Prof. Mathews notes that the states, like California, that strongly supported the full implementation of the Affordable Care Act (Obamacare) and established their own exchanges, had far higher rates of health insurance enrollment than states that were not supportive of the law. These states, like Texas, refused to set up state exchanges and had to rely on the federal exchange system, which had a technically rocky roll out. In the first month, California enrolled 35,000 people; Texas enrolled less than 3,000.
Mathews also explains why many Americans’ bare boned health care plans were cancelled because they did not meet Obamacare’s coverage standards, despite the President’s earlier assurances that people who like their health care could keep it. Mathews suggested that the government should subsidize the purchase, by these people, of the higher priced, higher coverage plans required by the Affordable Care Act.

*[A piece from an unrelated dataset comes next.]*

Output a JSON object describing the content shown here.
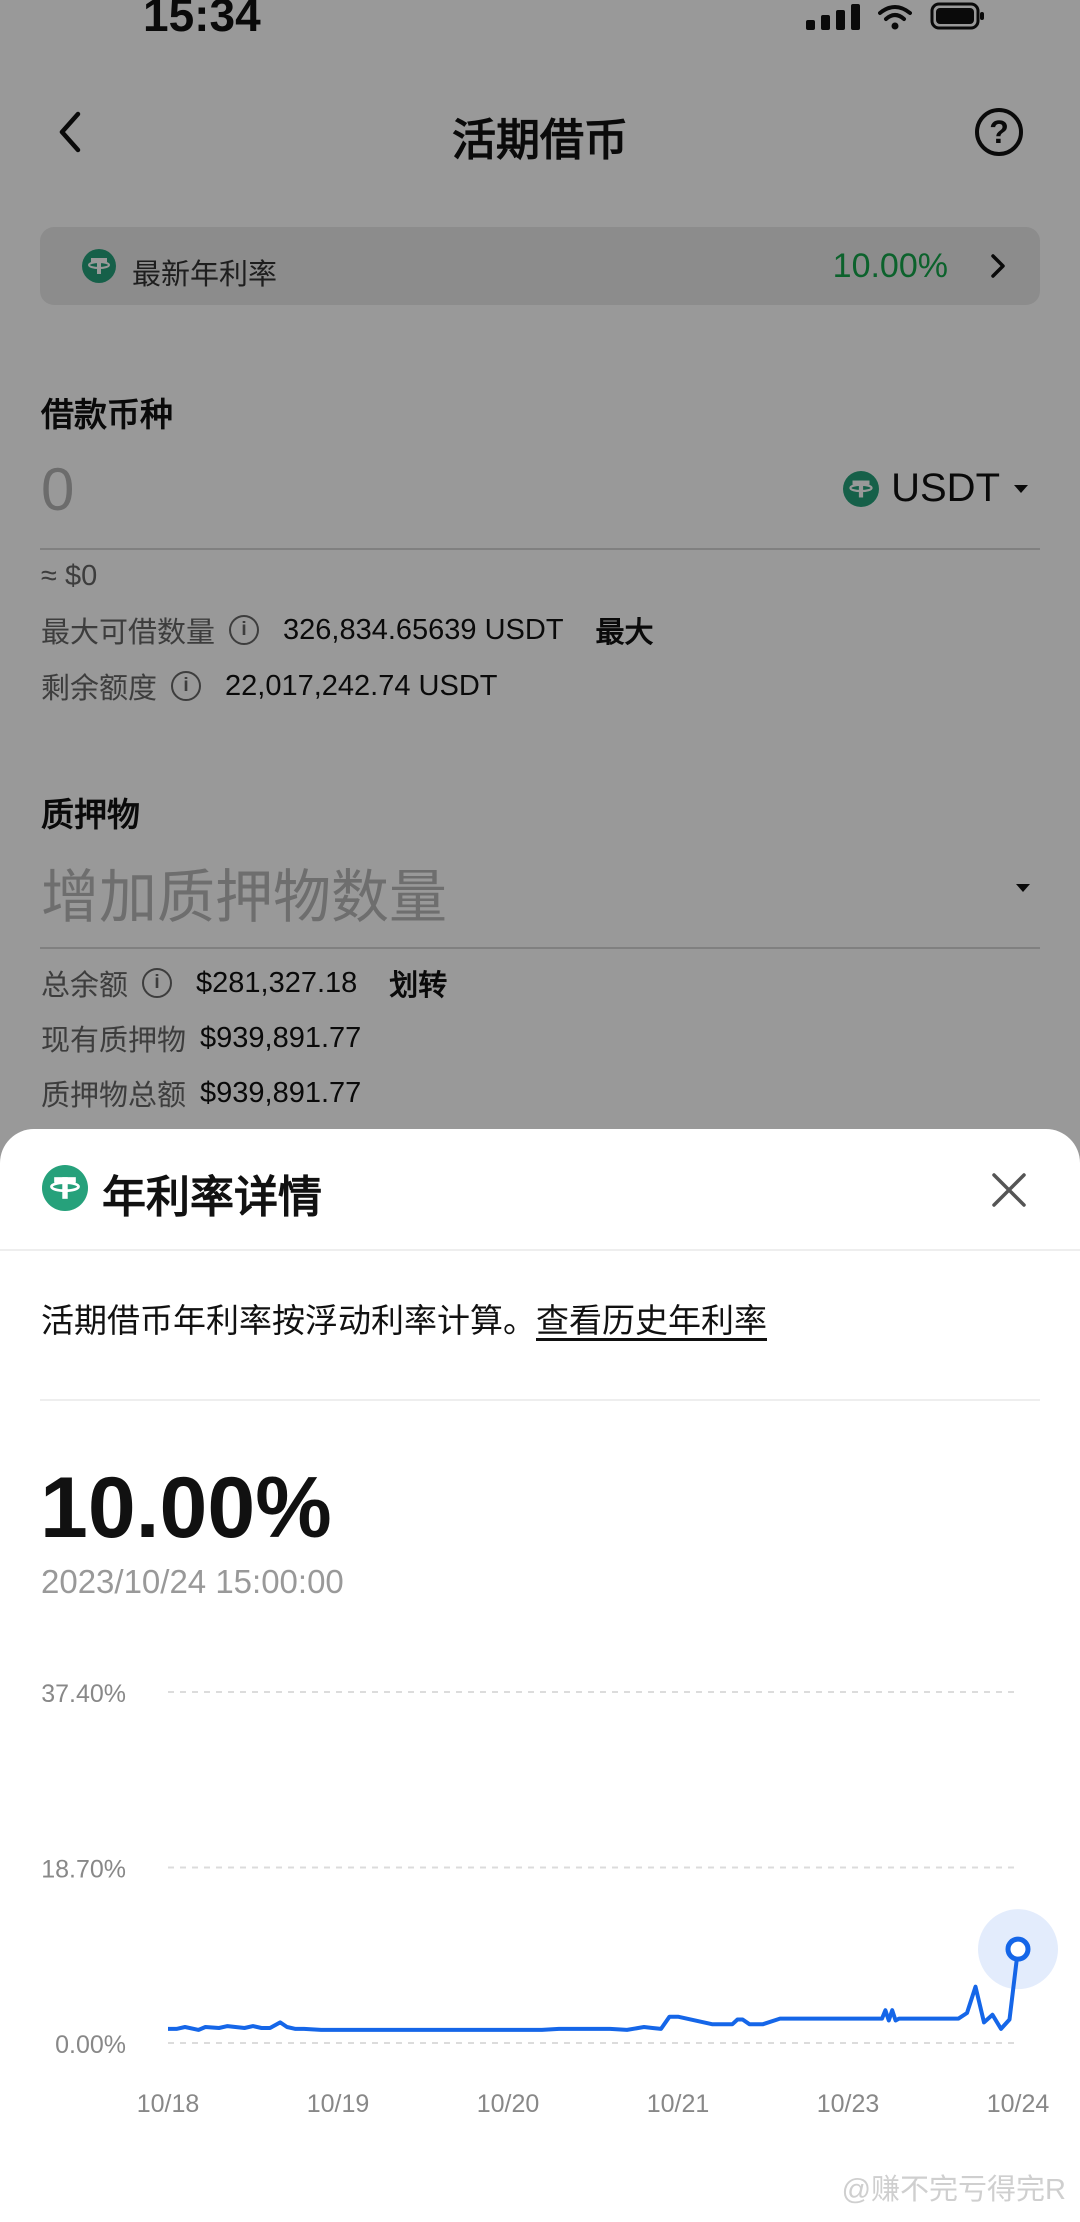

Professor Mathews pointed out that the Health Care Industry had contributed $33,000,000 (opensecrets.org) to Congressional campaigns in the 2013-14 election cycle alone. With this kind of special interest influence over Congress, it is not surprising that President Obama was not able to include his “public option” (government funded non-profit health insurance, as a choice for those who would prefer it) in Obamacare. Also, a single-payer Medicare for all health care system, which Mathews says would be the simplest and most efficient system, was never seriously considered by the President or the majority of Congress, because of the campaign funding and lobbying inflluence of the Health Care Industry.